I would like to know if my below mentioned approach is correct,and if not what can be done to improve it.
class FCNN2(nn.Module):
def __init__(self):
super(FCNN2, self).__init__()
# Learnable layers
self.conv1 = nn.Conv2d(in_channels=3, out_channels=16, kernel_size=3, padding=1)
nn.init.kaiming_normal(self.conv1.weight)
self.conv2 = nn.Conv2d(in_channels=16, out_channels=32, kernel_size=3, padding=1)
nn.init.kaiming_normal(self.conv2.weight)
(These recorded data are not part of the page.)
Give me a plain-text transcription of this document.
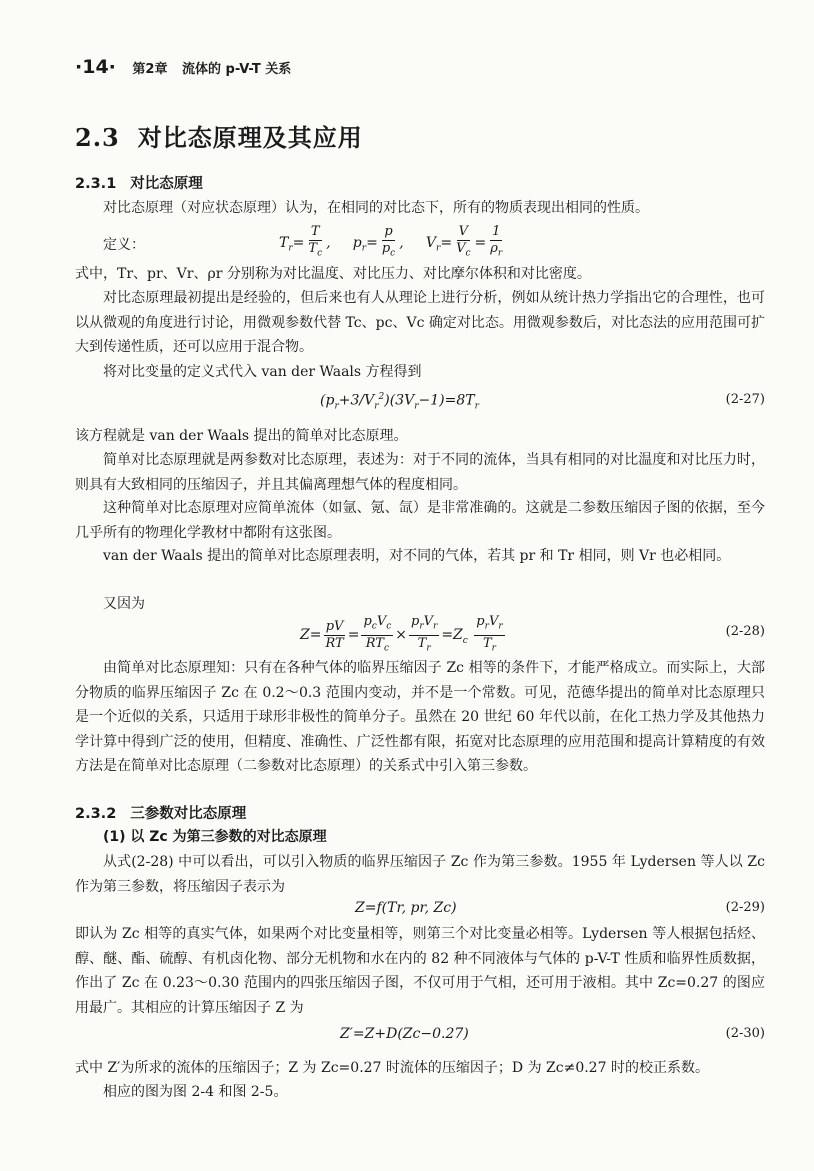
·14· 第2章 流体的 p-V-T 关系
2.3 对比态原理及其应用
2.3.1 对比态原理
对比态原理（对应状态原理）认为，在相同的对比态下，所有的物质表现出相同的性质。
定义：	$T_r= \frac{T}{T_c}$ ,     $p_r= \frac{p}{p_c}$ ,     $V_r= \frac{V}{V_c} = \frac{1}{\rho_r}$
式中，Tr、pr、Vr、ρr 分别称为对比温度、对比压力、对比摩尔体积和对比密度。
对比态原理最初提出是经验的，但后来也有人从理论上进行分析，例如从统计热力学指出它的合理性，也可以从微观的角度进行讨论，用微观参数代替 Tc、pc、Vc 确定对比态。用微观参数后，对比态法的应用范围可扩大到传递性质，还可以应用于混合物。
将对比变量的定义式代入 van der Waals 方程得到
$(p_r+3/V_r^2)(3V_r-1)=8T_r$	(2-27)
该方程就是 van der Waals 提出的简单对比态原理。
简单对比态原理就是两参数对比态原理，表述为：对于不同的流体，当具有相同的对比温度和对比压力时，则具有大致相同的压缩因子，并且其偏离理想气体的程度相同。
这种简单对比态原理对应简单流体（如氩、氪、氙）是非常准确的。这就是二参数压缩因子图的依据，至今几乎所有的物理化学教材中都附有这张图。
van der Waals 提出的简单对比态原理表明，对不同的气体，若其 pr 和 Tr 相同，则 Vr 也必相同。
又因为
$Z= \frac{pV}{RT} = \frac{p_cV_c}{RT_c} \times \frac{p_rV_r}{T_r} =Z_c \frac{p_rV_r}{T_r}$	(2-28)
由简单对比态原理知：只有在各种气体的临界压缩因子 Zc 相等的条件下，才能严格成立。而实际上，大部分物质的临界压缩因子 Zc 在 0.2～0.3 范围内变动，并不是一个常数。可见，范德华提出的简单对比态原理只是一个近似的关系，只适用于球形非极性的简单分子。虽然在 20 世纪 60 年代以前，在化工热力学及其他热力学计算中得到广泛的使用，但精度、准确性、广泛性都有限，拓宽对比态原理的应用范围和提高计算精度的有效方法是在简单对比态原理（二参数对比态原理）的关系式中引入第三参数。
2.3.2 三参数对比态原理
(1) 以 Zc 为第三参数的对比态原理
从式(2-28) 中可以看出，可以引入物质的临界压缩因子 Zc 作为第三参数。1955 年 Lydersen 等人以 Zc 作为第三参数，将压缩因子表示为
Z=f(Tr, pr, Zc)	(2-29)
即认为 Zc 相等的真实气体，如果两个对比变量相等，则第三个对比变量必相等。Lydersen 等人根据包括烃、醇、醚、酯、硫醇、有机卤化物、部分无机物和水在内的 82 种不同液体与气体的 p-V-T 性质和临界性质数据，作出了 Zc 在 0.23～0.30 范围内的四张压缩因子图，不仅可用于气相，还可用于液相。其中 Zc=0.27 的图应用最广。其相应的计算压缩因子 Z 为
Z′=Z+D(Zc−0.27)	(2-30)
式中 Z′为所求的流体的压缩因子；Z 为 Zc=0.27 时流体的压缩因子；D 为 Zc≠0.27 时的校正系数。
相应的图为图 2-4 和图 2-5。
self.conv3 = nn.Conv2d(in_channels=32, out_channels=16, kernel_size=3, padding=1)
nn.init.kaiming_normal(self.conv3.weight)
self.deconv = nn.ConvTranspose2d(in_channels=16, out_channels=16, kernel_size=3, stride=2, padding=1, output_padding=1)
nn.init.kaiming_normal(self.deconv.weight)
self.conv4 = nn.Conv2d(in_channels=16, out_channels=3, kernel_size=5, padding=2)
nn.init.kaiming_normal(self.conv4.weight)
self.avg_pool=nn.AdaptiveAvgPool2d((1,1))
def forward(self, x):
# x.size() = (N, 3, W, W)
x = F.relu(self.conv1(x))
# x.size() = (N, 16, W, W)
x = F.relu(self.conv2(x))
# x.size() = (N, 32, W, W)
x = F.max_pool2d(x, (2,2))
# x.size() = (N, 32, W/2, W/2)
x = F.relu(self.conv3(x))
# x.size() = (N, 16, W/2, W/2)
x = self.deconv(x)
# x.size() = (N, 16, W, W)
x = self.conv4(x)
x=self.avg_pool(x)
# x.size() = (N, 2, W, W)
return x
model=FCNN2()
img=cv2.imread('model_152_3.jpg')
#img=cv2.resize(img,(224,224))
img=img[:,:,::-1]
img=img.astype(np.float32)/255
img=torch.from_numpy(img).permute(2,0,1).unsqueeze(0)
x=model(img)
Apart from the architecture,I am confused as to what does the output shape (1,3,1,1) mean,does this imply the final output is a feature vector of dimension 3x1.
Because in standard anchor based object detection algorithms,the feature map is associated with a feature vector of N dimension which gives us information about bounding box coordinates and classes.